Di qualcuno che li ascolti e non che dica loro semplicemente quello che devono fare. Lavorare in una comunità mi ha dato modo di conoscere a 360° la realtà degli adolescenti. Sono molto aperta nei loro confronti. Mi piace coglierne tutte le sfaccettature. Grazie a questa conoscenza approfondita, mi pongo molto diversamente nei loro confronti, anche come psicoterapeuta.

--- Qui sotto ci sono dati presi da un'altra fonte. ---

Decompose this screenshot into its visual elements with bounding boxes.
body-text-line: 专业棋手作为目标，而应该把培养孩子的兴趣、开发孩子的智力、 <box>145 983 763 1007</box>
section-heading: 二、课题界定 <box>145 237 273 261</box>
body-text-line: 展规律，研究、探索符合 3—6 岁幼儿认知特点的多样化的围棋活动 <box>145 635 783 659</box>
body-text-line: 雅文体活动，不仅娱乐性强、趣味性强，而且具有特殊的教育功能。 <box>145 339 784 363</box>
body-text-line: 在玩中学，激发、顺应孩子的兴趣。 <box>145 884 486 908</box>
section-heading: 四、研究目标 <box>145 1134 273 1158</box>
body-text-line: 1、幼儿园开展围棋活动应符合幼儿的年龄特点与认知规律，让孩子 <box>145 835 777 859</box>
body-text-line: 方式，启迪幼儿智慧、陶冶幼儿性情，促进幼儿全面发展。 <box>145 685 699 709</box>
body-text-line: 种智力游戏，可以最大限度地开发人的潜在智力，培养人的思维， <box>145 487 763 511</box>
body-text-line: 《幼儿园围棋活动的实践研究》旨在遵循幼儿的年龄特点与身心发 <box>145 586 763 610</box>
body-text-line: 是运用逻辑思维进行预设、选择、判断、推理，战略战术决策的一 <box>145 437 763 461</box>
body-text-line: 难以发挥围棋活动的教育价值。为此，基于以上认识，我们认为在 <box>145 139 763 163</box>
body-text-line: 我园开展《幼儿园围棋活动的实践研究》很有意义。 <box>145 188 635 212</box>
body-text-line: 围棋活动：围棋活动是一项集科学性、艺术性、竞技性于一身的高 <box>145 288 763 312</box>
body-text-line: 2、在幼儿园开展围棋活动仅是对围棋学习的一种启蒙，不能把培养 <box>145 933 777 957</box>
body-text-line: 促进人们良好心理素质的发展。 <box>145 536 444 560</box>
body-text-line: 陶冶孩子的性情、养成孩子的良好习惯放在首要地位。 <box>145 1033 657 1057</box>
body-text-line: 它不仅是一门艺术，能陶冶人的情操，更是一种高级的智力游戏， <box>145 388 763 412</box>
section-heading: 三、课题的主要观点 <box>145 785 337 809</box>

Che ruolo hanno i consultori in una città come Milano?
I consultori sono fondamentali per il modo in cui osservano la città. Focalizzano la loro attenzione sul bisogno. Questo non sempre si traduce in maniera eccellente nell’intervento. Ma capire il bisogno della popolazione è già una cosa enorme.
Si potrebbe implementare la visibilità dei consultori e far capire alle persone che cos’è un consultorio?
Certo, anzi è fondamentale. Da parte dei cittadini c’è una dis-percezione della risposta al bisogno che ognuno ha. Sento tante persone dire: “Vorrei intraprendere un percorso, ma costa troppo, ci sono lunghe liste d’attesa”. Questo perché non conoscono la realtà dei consultori. Manca un anello di congiunzione tra la richiesta della popolazione e la risposta che viene fornita.
Problema di informazione o retaggio culturale?
Forse entrambi. I bisogni psicologici sono sempre passati in secondo piano. La pandemia però ha accorciato le distanze. La gente si è fermata, ha capito che – oltre alla frenesia delle giornate – ci sono altre cose su cui concentrarsi: la salute mentale, il benessere psicologico, l’equilibrio.